I was on the Pew Research website recently and marveled at the range of studies the organization publishes. One of their core subjects: trust.
We live in a world that trusts institutions like businesses less; trusts differently than past generations; and seeks reliable information in new ways. Interestingly, people are skeptical about the internet as a place for trustworthy information…even as they still see it as among the first places to go for information.
What does this mean for the growing business?
One thing to ensure is a credible digital footprint, and not just the obvious like a useful website or thoughtfully-presented social media presence. There is also a premium on reviews on places like Google, Facebook or LinkedIn. Businesses benefit from having more positive reviews online—and preparing to respond to the inevitable negative ones.
I like to think about this through the lens of real people. How do events unfold for them? Perhaps a neighbor says “you really ought to call so and so” over a fence. Or a business associate says the same thing over lunch. Then the potential customer looks to validate that recommendation.

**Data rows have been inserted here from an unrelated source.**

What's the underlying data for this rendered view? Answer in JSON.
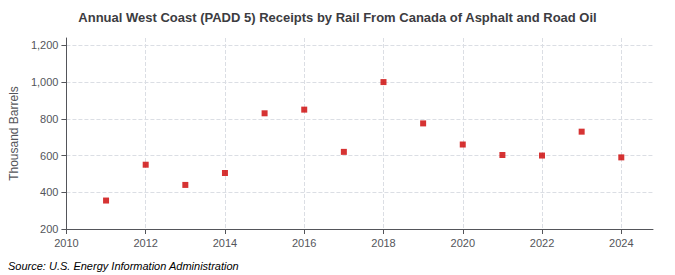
{
  "chart_data": {
    "type": "scatter",
    "title": "Annual West Coast (PADD 5) Receipts by Rail From Canada of Asphalt and Road Oil",
    "ylabel": "Thousand Barrels",
    "annotation": "Source: U.S. Energy Information Administration",
    "x": [
      2011,
      2012,
      2013,
      2014,
      2015,
      2016,
      2017,
      2018,
      2019,
      2020,
      2021,
      2022,
      2023,
      2024
    ],
    "values": [
      355,
      550,
      440,
      505,
      830,
      850,
      620,
      1000,
      775,
      660,
      603,
      600,
      730,
      590
    ],
    "color": "#cc0000",
    "marker": "square",
    "xlim": [
      2010,
      2024.8
    ],
    "ylim": [
      200,
      1240
    ],
    "xticks": [
      2010,
      2012,
      2014,
      2016,
      2018,
      2020,
      2022,
      2024
    ],
    "yticks": [
      200,
      400,
      600,
      800,
      {
        "value": 1000,
        "label": "1,000"
      },
      {
        "value": 1200,
        "label": "1,200"
      }
    ],
    "grid": true
  }
}
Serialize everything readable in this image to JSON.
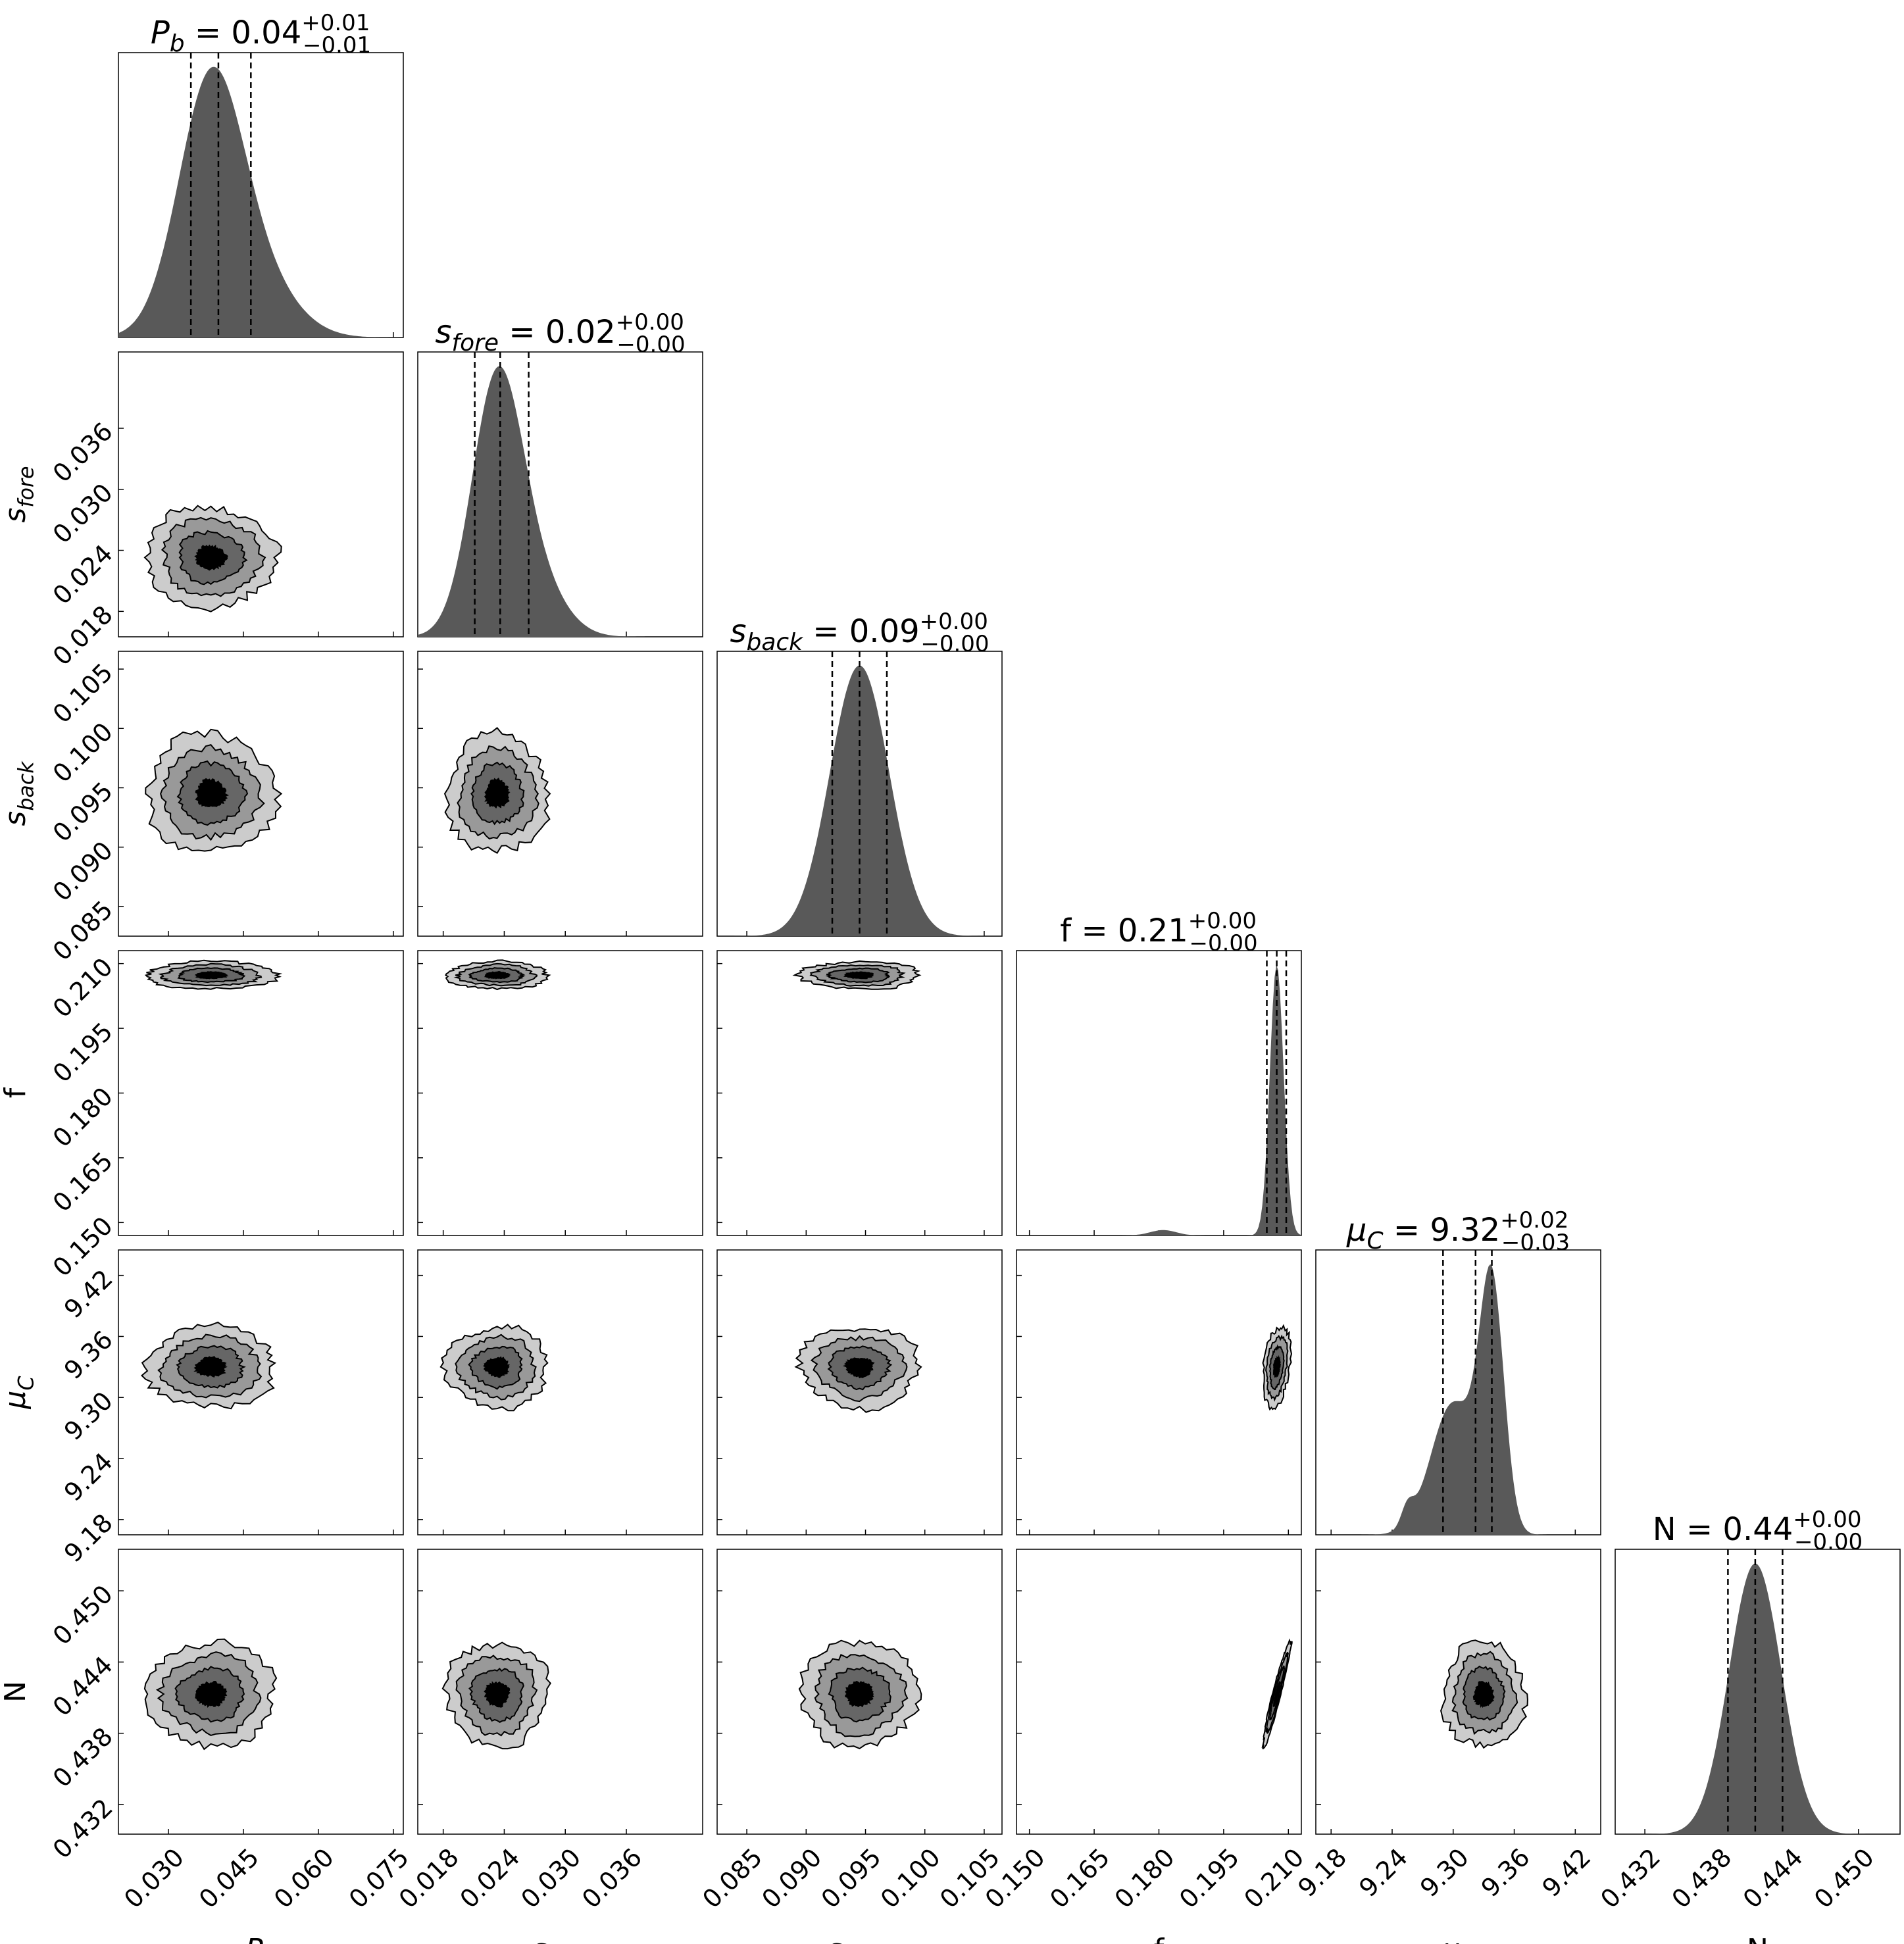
{
  "chart_data": {
    "type": "corner",
    "parameters": [
      {
        "key": "Pb",
        "label": {
          "sym": "P",
          "sub": "b",
          "italic": true
        },
        "range": [
          0.02,
          0.077
        ],
        "ticks": [
          "0.030",
          "0.045",
          "0.060",
          "0.075"
        ],
        "tick_values": [
          0.03,
          0.045,
          0.06,
          0.075
        ],
        "title": {
          "main": "= 0.04",
          "sup": "+0.01",
          "sub": "−0.01"
        },
        "quantiles": [
          0.0345,
          0.04,
          0.0465
        ],
        "median": 0.0385,
        "sigma": 0.0065,
        "shape": "normal"
      },
      {
        "key": "sfore",
        "label": {
          "sym": "s",
          "sub": "fore",
          "italic": true
        },
        "range": [
          0.0155,
          0.0435
        ],
        "ticks": [
          "0.018",
          "0.024",
          "0.030",
          "0.036"
        ],
        "tick_values": [
          0.018,
          0.024,
          0.03,
          0.036
        ],
        "title": {
          "main": "= 0.02",
          "sup": "+0.00",
          "sub": "−0.00"
        },
        "quantiles": [
          0.0211,
          0.0236,
          0.0264
        ],
        "median": 0.0233,
        "sigma": 0.0025,
        "shape": "normal"
      },
      {
        "key": "sback",
        "label": {
          "sym": "s",
          "sub": "back",
          "italic": true
        },
        "range": [
          0.0825,
          0.1065
        ],
        "ticks": [
          "0.085",
          "0.090",
          "0.095",
          "0.100",
          "0.105"
        ],
        "tick_values": [
          0.085,
          0.09,
          0.095,
          0.1,
          0.105
        ],
        "title": {
          "main": "= 0.09",
          "sup": "+0.00",
          "sub": "−0.00"
        },
        "quantiles": [
          0.0922,
          0.0945,
          0.0968
        ],
        "median": 0.0945,
        "sigma": 0.0025,
        "shape": "normal"
      },
      {
        "key": "f",
        "label": {
          "sym": "f",
          "sub": "",
          "italic": false
        },
        "range": [
          0.147,
          0.213
        ],
        "ticks": [
          "0.150",
          "0.165",
          "0.180",
          "0.195",
          "0.210"
        ],
        "tick_values": [
          0.15,
          0.165,
          0.18,
          0.195,
          0.21
        ],
        "title": {
          "main": "f = 0.21",
          "sup": "+0.00",
          "sub": "−0.00"
        },
        "quantiles": [
          0.205,
          0.2073,
          0.2095
        ],
        "median": 0.2073,
        "sigma": 0.0016,
        "shape": "normal"
      },
      {
        "key": "muC",
        "label": {
          "sym": "μ",
          "sub": "C",
          "italic": true
        },
        "range": [
          9.165,
          9.445
        ],
        "ticks": [
          "9.18",
          "9.24",
          "9.30",
          "9.36",
          "9.42"
        ],
        "tick_values": [
          9.18,
          9.24,
          9.3,
          9.36,
          9.42
        ],
        "title": {
          "main": "= 9.32",
          "sup": "+0.02",
          "sub": "−0.03"
        },
        "quantiles": [
          9.29,
          9.322,
          9.338
        ],
        "median": 9.33,
        "sigma": 0.02,
        "shape": "skewed"
      },
      {
        "key": "N",
        "label": {
          "sym": "N",
          "sub": "",
          "italic": false
        },
        "range": [
          0.4295,
          0.4535
        ],
        "ticks": [
          "0.432",
          "0.438",
          "0.444",
          "0.450"
        ],
        "tick_values": [
          0.432,
          0.438,
          0.444,
          0.45
        ],
        "title": {
          "main": "N = 0.44",
          "sup": "+0.00",
          "sub": "−0.00"
        },
        "quantiles": [
          0.439,
          0.4413,
          0.4436
        ],
        "median": 0.4413,
        "sigma": 0.0022,
        "shape": "normal"
      }
    ],
    "fill_color": "#595959",
    "contour_fills": [
      "#cccccc",
      "#999999",
      "#666666",
      "#000000"
    ],
    "correlations": {
      "f-N": 0.95,
      "f-muC": 0.3
    }
  }
}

It’s not that they don’t trust the person giving the referral; they just want to learn more about the company that, potentially, can address their issue. And that probably means going to a website or social media or Google. Or all of the above.
The question is whether the journey that began over a fence or at lunch ends with contact from a prospect inclined to trust the person on the other end of the phone or computer. It’s all about closing the trust gap and even speeding up the sales cycle.